O endet nun mit mir! –

Dercetas kommt mit Wache.

Erste Wache.
Was für ein Lärm?

Antonius.
Ich machte schlecht mein Werk; vollendet, Freunde,
Was ich begonnen.

Zweite Wache.
Unser Stern ging unter!

Erste Wache.
Und unsre Zeit ist aus!

Alle.
Weh allen! Weh! –

Antonius.
O, wer mich lieb hat, töte mich!

Erste Wache.
Nicht ich.

Zweite Wache.
Ich auch nicht.

Dritte Wache.
Keiner hier! (Wachen gehn ab.)

Dercetas.
Dein Tod und Schicksal scheucht die Freunde weg. –
Cäsarn dies Schwert mit dieser Post nur zeigen,
Verschafft mir Würden.

Diomedes tritt auf.

Diomedes.
Wo ist Anton?

Dercetas.
Hier, Diomed.

Diomedes.
Lebt er?
Willst du nicht Antwort geben? (Dercetas geht.)

Antonius.
Diomed, bist du's? o zieh dein Schwert und gib mir
Den Todesstreich!

Diomedes.
Erhabenster Gebieter,
Cleopatra, meine Fürstin, sandte mich.

Antonius.
Wann schickte sie?

Diomedes.
Jetzt eben, Herr.

Antonius.
Wo ist sie?

Diomedes.
In ihrem Grabmal. Ein prophetisch Ahnen
Weissagt' ihr, was geschehn. Denn als sie sah
(Was nimmer sich bewähren wird) Euch mißtraun,
Sie halt es mit dem Cäsar, und Eur Grimm
Sei nicht zu sänftgen, gab sie sich für tot;
Dann, fürchtend, wie Ihr's tragen möchtet, hieß sie
Mich, Euch die Wahrheit künden: doch ich kam
Zu spät, besorg ich.

Antonius.
Zu spät, mein Diomed. Ruf mir die Wache! –

Diomedes.
He, he! Des Feldherrn Wache! Wache, he!
Kommt, eur Gebieter ruft.

Einige von der Wache kommen zurück.

Antonius.
Tragt mich zur Kön'gin, meine guten Freunde;
Dies ist der letzte Dienst, den ich verlange.

Erste Wache.
Weh über uns!

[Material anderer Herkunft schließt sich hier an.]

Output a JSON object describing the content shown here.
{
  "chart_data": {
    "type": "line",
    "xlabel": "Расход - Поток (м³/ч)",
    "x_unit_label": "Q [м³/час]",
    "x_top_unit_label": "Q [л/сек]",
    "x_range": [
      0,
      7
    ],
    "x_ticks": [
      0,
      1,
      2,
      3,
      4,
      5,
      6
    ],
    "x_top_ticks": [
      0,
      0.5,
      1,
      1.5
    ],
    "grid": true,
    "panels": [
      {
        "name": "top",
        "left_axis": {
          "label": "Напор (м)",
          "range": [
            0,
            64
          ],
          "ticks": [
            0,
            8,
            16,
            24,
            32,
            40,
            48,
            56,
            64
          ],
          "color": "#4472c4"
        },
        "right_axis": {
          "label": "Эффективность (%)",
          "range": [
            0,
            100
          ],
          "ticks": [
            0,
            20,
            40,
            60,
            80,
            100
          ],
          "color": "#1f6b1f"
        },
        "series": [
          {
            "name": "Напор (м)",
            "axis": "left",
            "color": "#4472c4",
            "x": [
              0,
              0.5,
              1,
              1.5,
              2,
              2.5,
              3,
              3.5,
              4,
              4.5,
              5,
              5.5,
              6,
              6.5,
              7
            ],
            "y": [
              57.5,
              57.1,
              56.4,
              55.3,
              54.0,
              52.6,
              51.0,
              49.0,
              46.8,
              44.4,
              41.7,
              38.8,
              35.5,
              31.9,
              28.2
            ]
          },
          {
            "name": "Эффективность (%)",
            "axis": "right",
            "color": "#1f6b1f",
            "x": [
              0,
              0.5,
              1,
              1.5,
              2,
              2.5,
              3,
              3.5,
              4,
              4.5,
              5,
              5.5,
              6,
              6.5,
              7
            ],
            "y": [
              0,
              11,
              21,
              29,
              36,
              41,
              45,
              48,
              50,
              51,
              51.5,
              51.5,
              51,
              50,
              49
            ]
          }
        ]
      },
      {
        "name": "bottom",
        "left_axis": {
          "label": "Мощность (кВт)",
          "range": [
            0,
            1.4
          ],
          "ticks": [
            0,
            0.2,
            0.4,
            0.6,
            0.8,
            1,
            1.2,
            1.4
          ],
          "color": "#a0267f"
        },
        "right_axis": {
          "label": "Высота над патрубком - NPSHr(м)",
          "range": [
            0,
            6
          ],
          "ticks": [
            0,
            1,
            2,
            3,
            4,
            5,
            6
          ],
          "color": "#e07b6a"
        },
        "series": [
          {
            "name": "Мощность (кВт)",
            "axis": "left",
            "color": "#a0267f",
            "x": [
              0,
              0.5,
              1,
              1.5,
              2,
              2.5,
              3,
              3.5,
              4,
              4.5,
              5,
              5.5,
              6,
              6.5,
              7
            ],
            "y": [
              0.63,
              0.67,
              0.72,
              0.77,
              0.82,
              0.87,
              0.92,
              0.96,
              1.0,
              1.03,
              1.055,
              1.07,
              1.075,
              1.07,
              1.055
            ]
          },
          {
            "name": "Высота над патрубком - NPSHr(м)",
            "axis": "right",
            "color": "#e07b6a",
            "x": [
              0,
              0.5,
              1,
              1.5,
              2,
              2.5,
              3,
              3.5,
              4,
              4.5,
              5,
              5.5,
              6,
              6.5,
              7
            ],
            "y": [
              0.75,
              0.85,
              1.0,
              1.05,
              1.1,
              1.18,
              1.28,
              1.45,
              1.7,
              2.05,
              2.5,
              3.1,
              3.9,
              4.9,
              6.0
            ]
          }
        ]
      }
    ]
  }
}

Daß Ihr nicht überlebt
All Eure treuen Diener!

Alle.
Tag des Jammers!

Antonius.
Nein, Kinder, schmeichelt nicht dem argen Schicksal;
Gönnt ihm nicht euren Kummer; heißt willkommen,
Was uns als Strafe naht, so strafet ihr's,
Indem ihr's leicht ertragt. Nun hebt mich auf!
Ich führt euch oft, nun tragt mich, liebe Freunde,
Und nehmt für alles Dank! –

(Sie tragen den Antonius weg.)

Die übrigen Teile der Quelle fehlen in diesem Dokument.